Olay Gazetesi Bursa

Sanayi ne zaman canlanacak?

Büyümenin lokomotifinden iyi sinyaller gelmiyor. Sanayi üretimi net bir çıkış trendine giremediği gibi sürpriz düşüşlere de sahne oluyor. Öncü verilere göre ağustosta yüzde 1,1 civarında düşüş beklenirken yüzde 3,6 seviyesinde gelen düşüş oranı piyasaları fazlasıyla şaşırttı! Sanayi üretiminde yıllık bazda görülen bu düşüş beklentileri bir hayli aşmış durumda. Sadece yıllık değil aylık bazda da düşüş kaydedilmesi dipten çıkış beklentileriyle […]

Büyümenin lokomotifinden iyi sinyaller gelmiyor.

Sanayi üretimi net bir çıkış trendine giremediği gibi sürpriz düşüşlere de sahne oluyor.

Öncü verilere göre ağustosta yüzde 1,1 civarında düşüş beklenirken yüzde 3,6 seviyesinde gelen düşüş oranı piyasaları fazlasıyla şaşırttı!

Sanayi üretiminde yıllık bazda görülen bu düşüş beklentileri bir hayli aşmış durumda.

Sadece yıllık değil aylık bazda da düşüş kaydedilmesi dipten çıkış beklentileriyle uyuşmuyor.

Temmuz ayına kıyasla yüzde 2,8’lik üretim azalması çarkların dönmeye istekli olmadığının işareti sayılabilir mi?

Son aylara ait üretim trendi bu yıl için dibin görüldüğü ve çıkışın yavaş da olsa gündemde kalabileceğini gösteriyordu.
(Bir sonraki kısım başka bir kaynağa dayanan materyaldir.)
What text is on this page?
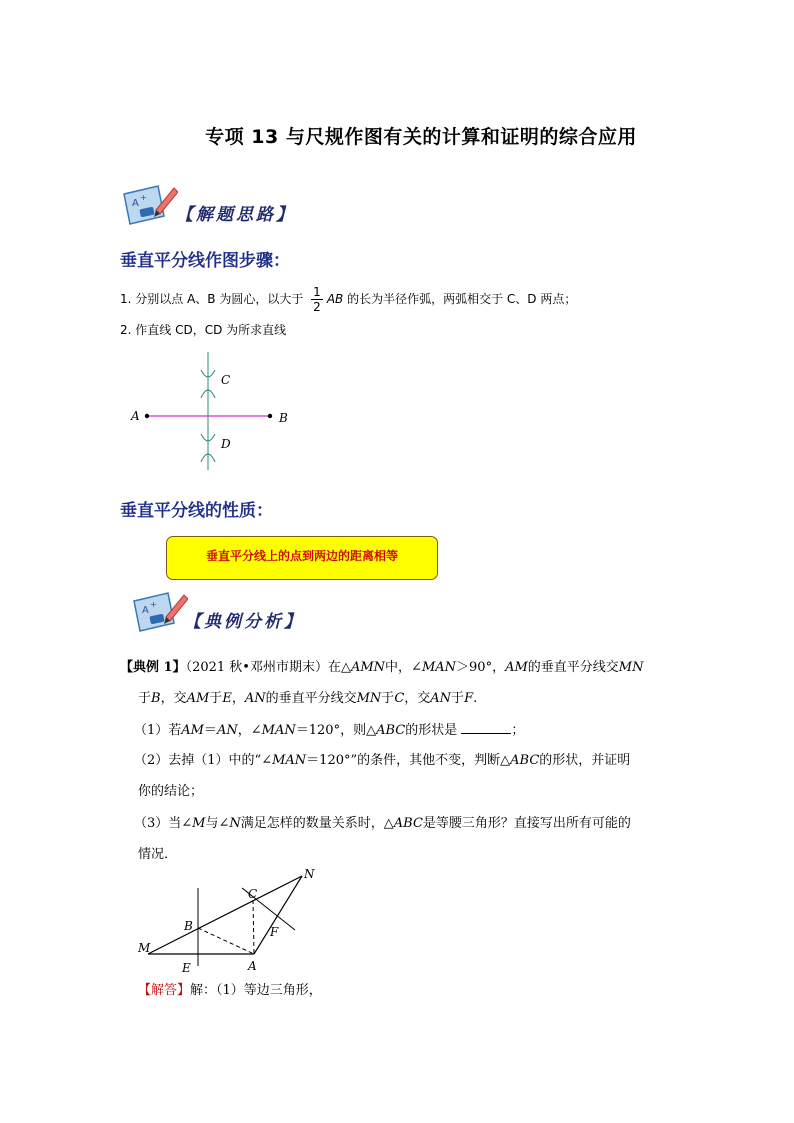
专项 13 与尺规作图有关的计算和证明的综合应用
A
+
【解题思路】
垂直平分线作图步骤：
1. 分别以点 A、B 为圆心，以大于 $\frac{1}{2}$ AB 的长为半径作弧，两弧相交于 C、D 两点；
2. 作直线 CD，CD 为所求直线
A	B
C
D
垂直平分线的性质：
垂直平分线上的点到两边的距离相等
A
+
【典例分析】
【典例 1】（2021 秋•邓州市期末）在△AMN中，∠MAN＞90°，AM的垂直平分线交MN
于B，交AM于E，AN的垂直平分线交MN于C，交AN于F.
（1）若AM＝AN，∠MAN＝120°，则△ABC的形状是	；
（2）去掉（1）中的“∠MAN＝120°”的条件，其他不变，判断△ABC的形状，并证明
你的结论；
（3）当∠M与∠N满足怎样的数量关系时，△ABC是等腰三角形？直接写出所有可能的
情况．
M
N
A
B
C
E
F
【解答】解：（1）等边三角形，
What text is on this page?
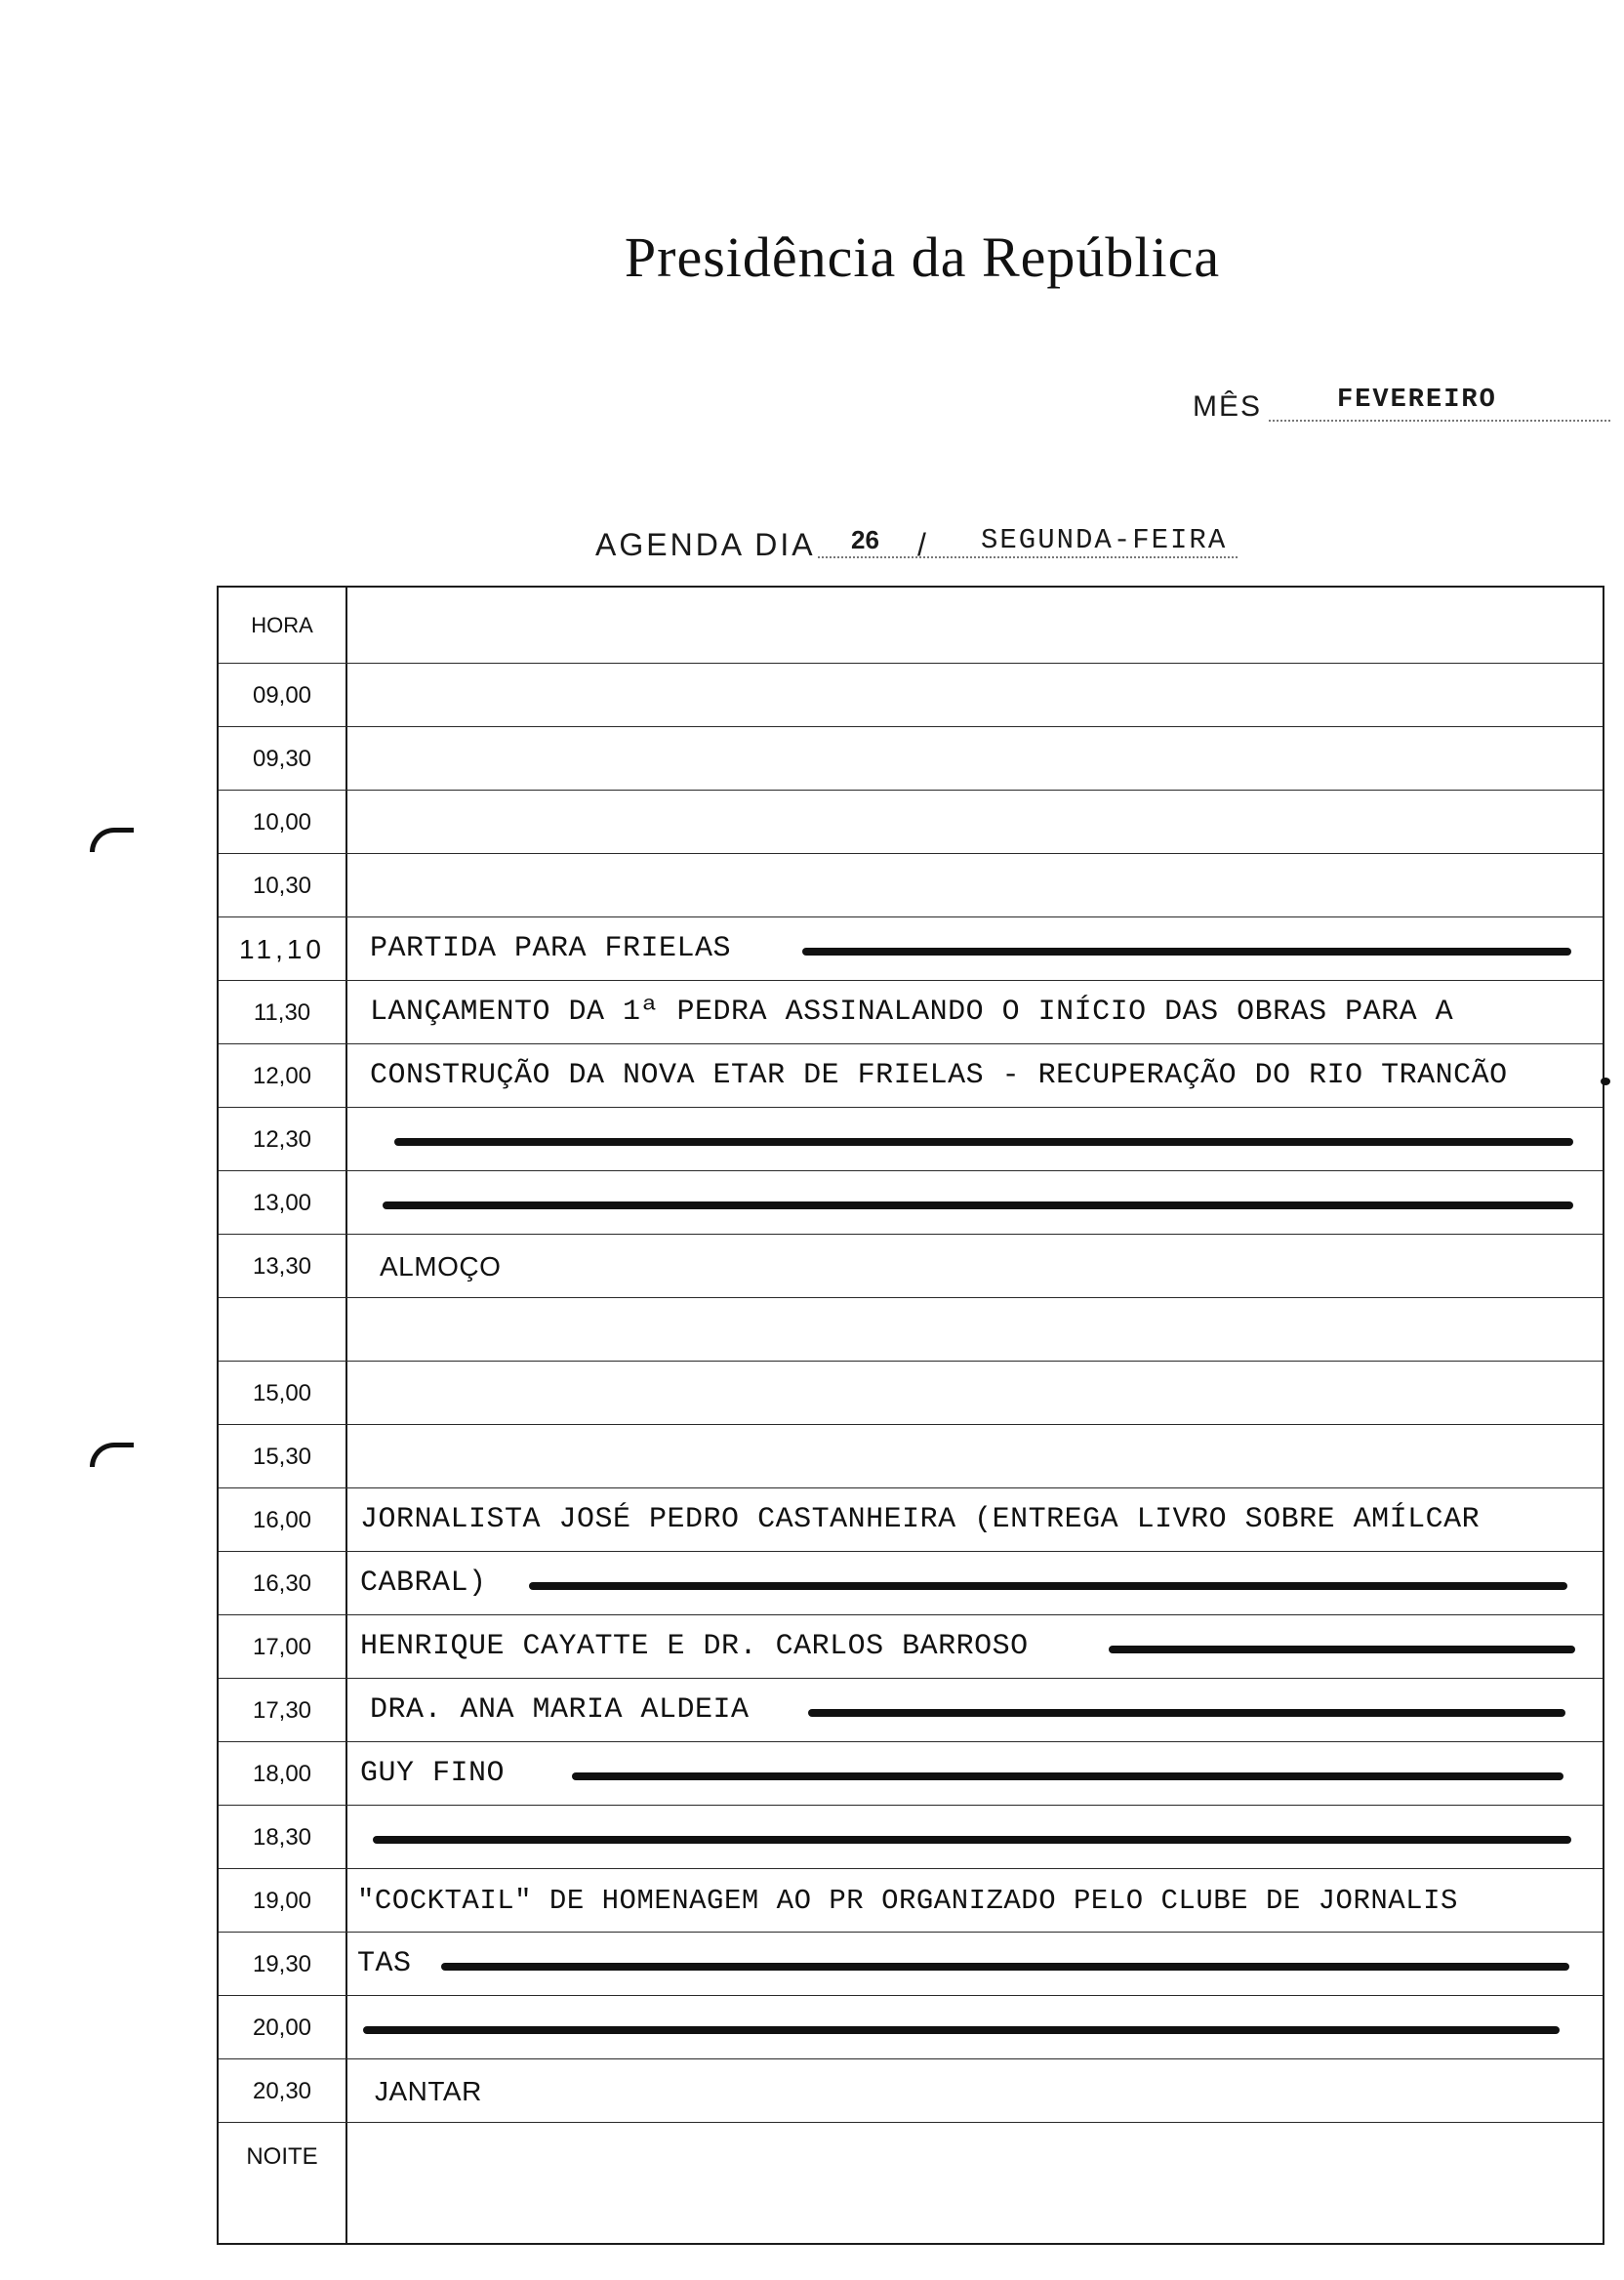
Presidência da República
MÊS	FEVEREIRO
AGENDA DIA 26 / SEGUNDA-FEIRA
HORA
09,00
09,30
10,00
10,30
11,10	PARTIDA PARA FRIELAS
11,30	LANÇAMENTO DA 1ª PEDRA ASSINALANDO O INÍCIO DAS OBRAS PARA A
12,00	CONSTRUÇÃO DA NOVA ETAR DE FRIELAS - RECUPERAÇÃO DO RIO TRANCÃO
12,30
13,00
13,30	ALMOÇO
15,00
15,30
16,00	JORNALISTA JOSÉ PEDRO CASTANHEIRA (ENTREGA LIVRO SOBRE AMÍLCAR
16,30	CABRAL)
17,00	HENRIQUE CAYATTE E DR. CARLOS BARROSO
17,30	DRA. ANA MARIA ALDEIA
18,00	GUY FINO
18,30
19,00	"COCKTAIL" DE HOMENAGEM AO PR ORGANIZADO PELO CLUBE DE JORNALIS
19,30	TAS
20,00
20,30	JANTAR
NOITE
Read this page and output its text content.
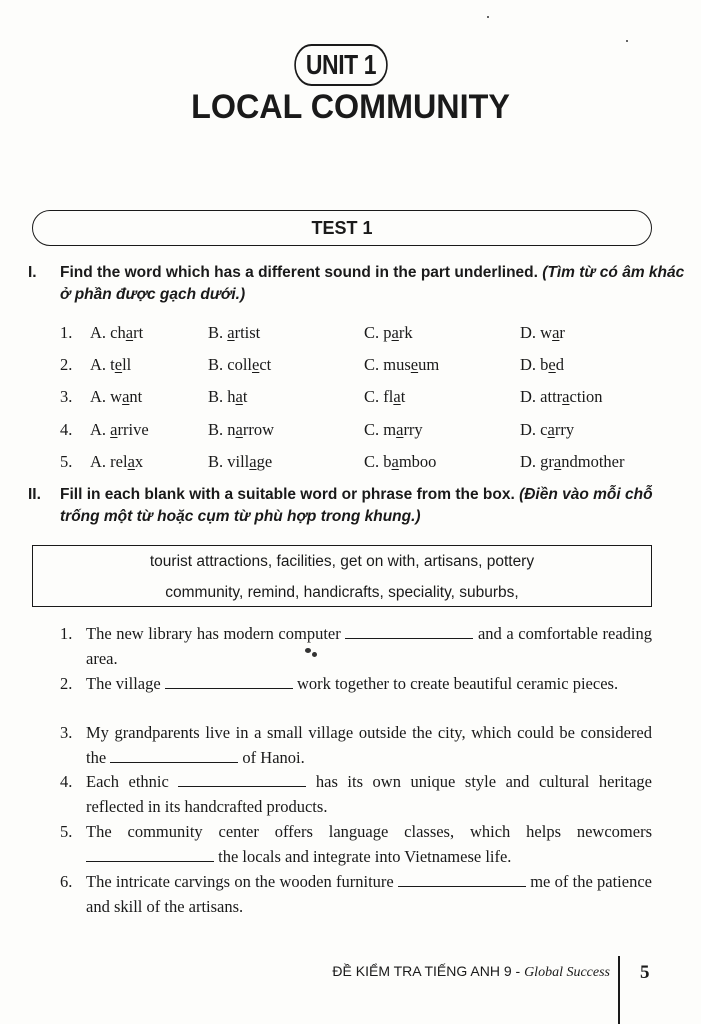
UNIT 1
LOCAL COMMUNITY
TEST 1
I. Find the word which has a different sound in the part underlined. (Tìm từ có âm khác ở phần được gạch dưới.)
1. A. chart	B. artist	C. park	D. war
2. A. tell	B. collect	C. museum	D. bed
3. A. want	B. hat	C. flat	D. attraction
4. A. arrive	B. narrow	C. marry	D. carry
5. A. relax	B. village	C. bamboo	D. grandmother
II. Fill in each blank with a suitable word or phrase from the box. (Điền vào mỗi chỗ trống một từ hoặc cụm từ phù hợp trong khung.)
tourist attractions, facilities, get on with, artisans, pottery
community, remind, handicrafts, speciality, suburbs,
1. The new library has modern computer	and a comfortable reading area.
2. The village	work together to create beautiful ceramic pieces.
3. My grandparents live in a small village outside the city, which could be considered the	of Hanoi.
4. Each ethnic	has its own unique style and cultural heritage reflected in its handcrafted products.
5. The community center offers language classes, which helps newcomers  the locals and integrate into Vietnamese life.
6. The intricate carvings on the wooden furniture	me of the patience and skill of the artisans.
ĐỀ KIỂM TRA TIẾNG ANH 9 - Global Success 5
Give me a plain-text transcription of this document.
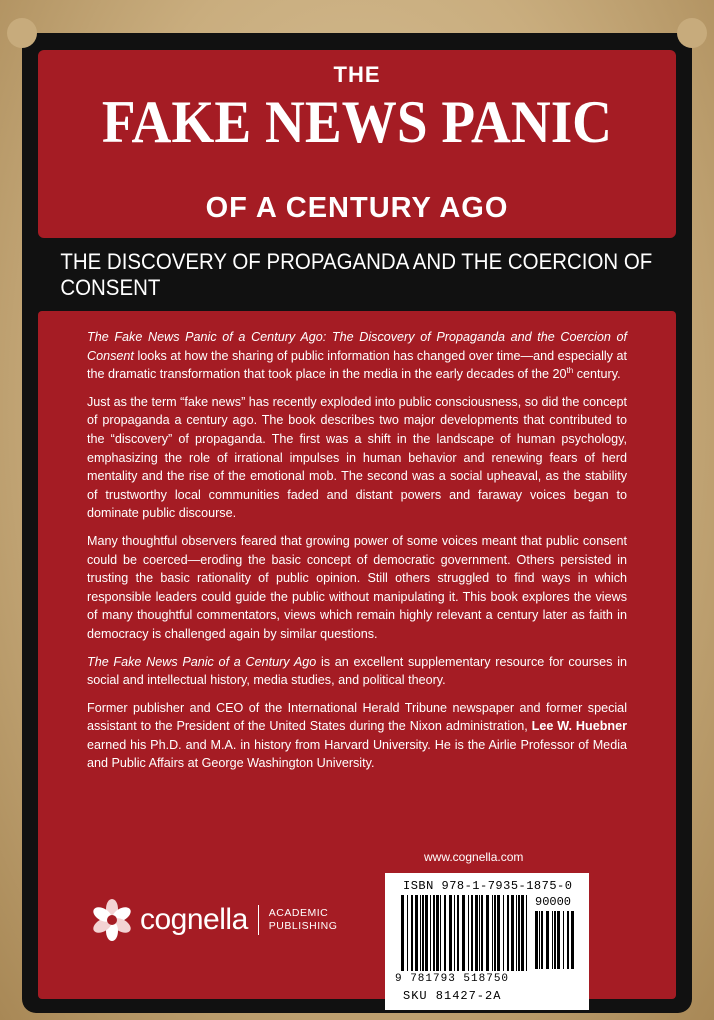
THE
FAKE NEWS PANIC
OF A CENTURY AGO
THE DISCOVERY OF PROPAGANDA AND THE COERCION OF CONSENT

The Fake News Panic of a Century Ago: The Discovery of Propaganda and the Coercion of Consent looks at how the sharing of public information has changed over time—and especially at the dramatic transformation that took place in the media in the early decades of the 20th century.

Just as the term “fake news” has recently exploded into public consciousness, so did the concept of propaganda a century ago. The book describes two major developments that contributed to the “discovery” of propaganda. The first was a shift in the landscape of human psychology, emphasizing the role of irrational impulses in human behavior and renewing fears of herd mentality and the rise of the emotional mob. The second was a social upheaval, as the stability of trustworthy local communities faded and distant powers and faraway voices began to dominate public discourse.

Many thoughtful observers feared that growing power of some voices meant that public consent could be coerced—eroding the basic concept of democratic government. Others persisted in trusting the basic rationality of public opinion. Still others struggled to find ways in which responsible leaders could guide the public without manipulating it. This book explores the views of many thoughtful commentators, views which remain highly relevant a century later as faith in democracy is challenged again by similar questions.

The Fake News Panic of a Century Ago is an excellent supplementary resource for courses in social and intellectual history, media studies, and political theory.

Former publisher and CEO of the International Herald Tribune newspaper and former special assistant to the President of the United States during the Nixon administration, Lee W. Huebner earned his Ph.D. and M.A. in history from Harvard University. He is the Airlie Professor of Media and Public Affairs at George Washington University.

www.cognella.com
cognella ACADEMIC
PUBLISHING
ISBN 978-1-7935-1875-0
90000
9 781793 518750
SKU 81427-2A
Ancak son veriler sürekli bir çıkış trendinin garanti olmadığını söylüyor!

Çünkü…

 Öncelikle sert gerilemenin neredeyse tüm alt sektörlere yayılması dikkat çekici bir tablo oluşturuyor.

Ağustos itibarıyla imalat sanayinde 24 alt grubun 18’i manşet üretim seviyesini 4,7 puan aşağı çekmiş vaziyette.

Ana gruplarda ise yatırımdan ziyade tüketimin öne çıktığını görüyoruz.

Dayanıklı tüketim malı üretiminin yüzde 9, ara malı üretiminin yüzde 6,5, sermaye malı üretiminin ise yüzde 5 daraldığı bir dönemde dayanıksız tüketim malı üretiminin yüzde 0,9 artması ilginç bir tablo oluşturuyor.

Negatif etki genelde inşaat, ana metal sanayi, otomotiv, makine ve mobilya üretimiyle lokomotif sektörlerde kendini göstermekte!

Peki ekonomiyi canlandırma çabalarının pozitif bir katkısı yok mu?

Şimdilik sadece dayanıksız tüketim mallarını içeren bir talep desteği yaratılmış durumda.

Faiz indirimlerinin asıl etkileri ise zamanla görülecek.

Ancak, sanayiciyi iç piyasanın yanında artık dış pazarlar da zorlamaya başladı.

İç tüketimde MB’nin ilk faiz indiriminin etkisini çok cılız hissettiğimiz ağustosta ihracatın da üretime destek vermemesi sert düşüş yaşanmasına yol açtı!

Neticede ihracat ağırlıklı sektörler toplam sanayi üretimine 0,5 puanlık negatif bir katkı sundu.

Dünyadaki gelişmeler ihracatçımızın işinin kolay olmadığını söylüyor.

Özellikle en büyük pazarımız olan Avrupa’daki yavaşlamanın yarattığı risklere karşı çözüm üretmemiz şart görünüyor.

 

İç piyasa kritik önemde

 

Yani iç piyasa yılın geri kalanında sanayi üretimindeki ana belirleyici konumuna gelmiş vaziyette! 

Bu anlamda öncü göstergeler eylülde iç pazarın nispeten umut verdiğini gösteriyor.

Faiz indirimlerinin kademeli etkisi konut ve otomotivi bir miktar hareketlendirdi.

Yıllık karşılaştırmada pozitif baz etkisi de eylülle beraber yükselişe geçiyor.

Kısacası üretim cephesinde artıya geçmek için bir fırsat penceresi mevcut!

Ancak son aylarda yapılan kamu zamlarının vatandaşın alım gücünü zayıflattığı da unutulmamalı.

Ayrıca kurda başlayan yukarı yönlü hareketin kalıcı hale gelmesi durumunda da benzer bir etki oluşabilir.